Но безнадежность можно понимать и в другом смысле, что лично мне представляется более правильным, – как отсутствие всякой надежды, иначе говоря, отсутствие каких бы то ни было желаний, направленных на будущее, на то, чего мы не знаем, и на то, что от нас не зависит. Если речь идет об отсутствии любых желаний, это отрицательная безнадежность; если наши желания ограничиваются только тем, что есть на самом деле, что мы знаем и что зависит от нас, это положительная безнадежность (любовь, познание, воля). В этом смысле безнадежность противостоит вере (выражающей желание, направленное на то, чего нет, или на то, что нам неизвестно). Она также противостоит надежде (выражающей желание, направленное на то, чего нет, или на то, что от нас не зависит). Таким образом, безнадежность противостоит религии. «Безнадежность обратна вере», – сказал Кьеркегор (34). И наоборот, добавим мы: вера обратна безнадежности.
Вот почему я считаю себя вправе говорить о веселой безнадежности.
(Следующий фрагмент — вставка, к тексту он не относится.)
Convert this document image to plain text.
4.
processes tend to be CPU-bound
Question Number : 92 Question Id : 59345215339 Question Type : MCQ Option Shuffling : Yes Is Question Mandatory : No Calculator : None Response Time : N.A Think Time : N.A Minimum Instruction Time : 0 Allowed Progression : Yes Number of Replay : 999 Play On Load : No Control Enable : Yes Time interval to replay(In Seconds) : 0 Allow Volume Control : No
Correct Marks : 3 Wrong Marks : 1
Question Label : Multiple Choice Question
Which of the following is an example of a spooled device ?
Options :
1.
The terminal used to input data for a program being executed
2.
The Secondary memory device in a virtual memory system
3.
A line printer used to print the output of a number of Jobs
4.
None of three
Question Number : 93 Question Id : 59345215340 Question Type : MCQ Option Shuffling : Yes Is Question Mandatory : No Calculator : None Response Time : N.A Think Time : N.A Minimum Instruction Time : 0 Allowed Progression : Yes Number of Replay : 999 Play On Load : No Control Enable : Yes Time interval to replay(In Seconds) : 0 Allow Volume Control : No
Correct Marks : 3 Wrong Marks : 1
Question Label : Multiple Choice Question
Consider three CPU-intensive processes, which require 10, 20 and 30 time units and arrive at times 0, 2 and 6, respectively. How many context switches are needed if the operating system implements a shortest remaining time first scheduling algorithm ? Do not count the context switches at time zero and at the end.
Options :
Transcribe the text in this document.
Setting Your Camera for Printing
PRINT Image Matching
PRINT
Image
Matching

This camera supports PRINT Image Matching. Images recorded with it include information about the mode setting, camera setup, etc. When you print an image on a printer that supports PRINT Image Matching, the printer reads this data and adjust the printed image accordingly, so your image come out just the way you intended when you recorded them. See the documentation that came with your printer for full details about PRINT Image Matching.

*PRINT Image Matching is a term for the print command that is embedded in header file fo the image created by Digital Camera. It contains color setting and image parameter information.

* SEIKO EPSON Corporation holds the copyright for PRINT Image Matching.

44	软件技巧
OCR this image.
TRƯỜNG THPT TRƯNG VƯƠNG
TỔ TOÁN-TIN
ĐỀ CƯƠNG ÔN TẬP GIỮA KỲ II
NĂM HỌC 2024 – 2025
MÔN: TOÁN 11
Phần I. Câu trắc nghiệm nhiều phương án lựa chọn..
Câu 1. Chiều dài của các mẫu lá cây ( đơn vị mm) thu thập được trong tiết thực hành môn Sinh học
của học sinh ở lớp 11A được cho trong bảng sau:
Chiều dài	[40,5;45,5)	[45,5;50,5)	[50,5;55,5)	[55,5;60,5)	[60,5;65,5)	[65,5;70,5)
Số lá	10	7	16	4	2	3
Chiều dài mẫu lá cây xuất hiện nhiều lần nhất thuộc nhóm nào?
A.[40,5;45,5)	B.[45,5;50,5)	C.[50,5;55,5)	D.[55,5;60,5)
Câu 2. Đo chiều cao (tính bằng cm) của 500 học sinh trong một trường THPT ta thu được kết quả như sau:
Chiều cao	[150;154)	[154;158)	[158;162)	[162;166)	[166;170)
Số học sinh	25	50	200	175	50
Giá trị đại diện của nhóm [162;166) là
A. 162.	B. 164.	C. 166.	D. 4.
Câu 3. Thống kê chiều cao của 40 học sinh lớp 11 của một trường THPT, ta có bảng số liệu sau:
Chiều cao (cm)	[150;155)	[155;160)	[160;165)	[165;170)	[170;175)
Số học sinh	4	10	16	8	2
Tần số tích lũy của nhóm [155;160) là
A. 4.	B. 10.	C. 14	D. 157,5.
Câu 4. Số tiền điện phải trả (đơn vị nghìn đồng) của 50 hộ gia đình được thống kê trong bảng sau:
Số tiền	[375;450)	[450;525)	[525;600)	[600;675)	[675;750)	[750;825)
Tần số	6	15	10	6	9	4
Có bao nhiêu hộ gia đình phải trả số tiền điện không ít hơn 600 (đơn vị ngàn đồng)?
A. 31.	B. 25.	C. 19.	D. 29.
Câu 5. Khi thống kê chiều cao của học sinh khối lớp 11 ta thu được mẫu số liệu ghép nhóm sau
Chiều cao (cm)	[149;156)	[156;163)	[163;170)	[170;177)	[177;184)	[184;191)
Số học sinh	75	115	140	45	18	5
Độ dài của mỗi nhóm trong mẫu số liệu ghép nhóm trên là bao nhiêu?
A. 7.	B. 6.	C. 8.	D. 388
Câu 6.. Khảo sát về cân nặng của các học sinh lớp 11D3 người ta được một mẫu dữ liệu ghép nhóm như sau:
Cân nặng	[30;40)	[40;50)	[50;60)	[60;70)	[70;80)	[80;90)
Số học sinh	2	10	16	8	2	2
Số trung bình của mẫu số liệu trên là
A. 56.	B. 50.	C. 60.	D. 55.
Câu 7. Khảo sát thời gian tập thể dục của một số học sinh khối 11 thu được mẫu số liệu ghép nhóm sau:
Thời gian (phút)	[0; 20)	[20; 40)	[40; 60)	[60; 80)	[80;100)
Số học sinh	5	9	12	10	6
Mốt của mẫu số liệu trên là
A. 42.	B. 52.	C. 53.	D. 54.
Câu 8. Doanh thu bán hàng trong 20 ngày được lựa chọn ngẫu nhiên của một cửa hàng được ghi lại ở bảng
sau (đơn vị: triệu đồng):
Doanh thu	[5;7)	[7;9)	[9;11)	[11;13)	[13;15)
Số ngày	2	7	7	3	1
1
В самом деле, разве верующие владеют монополией на радость? Если Бога нет, положение человека действительно в чем-то безнадежно, что очевидно: ведь мы старимся, страдаем, умираем. Но эта очевидность не в силах помешать нам радоваться настоящему и наслаждаться им. Скорее даже наоборот: она лишь способствует тому, чтобы мы радовались и наслаждались в настоящем. Разве мало верующих, проживших жизнь в надежде на счастье в загробном мире, «в надежде, – как отметил Паскаль, – на иную жизнь»? И атеистов, сумевших получить от жизни подлинное удовольствие и любивших ее не ради надежды на нечто несбыточное, но ради самой жизни? Такова трагическая мудрость – мудрость счастья и безнадежности. Сочетание того и другого не просто возможно; оно необходимо. Надеяться можно только на то, чего у нас нет, и надежда на счастье разлучает нас со счастьем. Напротив, тот, кто полностью счастлив, не нуждается в надежде, даже в надежде на то, что его счастье продлится (если он надеется на это, значит, опасается, что счастье его покинет, значит, перестает быть счастливым). Такова мудрость Востока: «Счастлив лишь тот, кто не имеет надежды, – говорится в “Санкхья-сутрах”, – ибо надежда есть самая жестокая пытка, а безнадежность – самое великое блаженство из всех возможных». Безнадежность есть умение жить в настоящем и истина жизни.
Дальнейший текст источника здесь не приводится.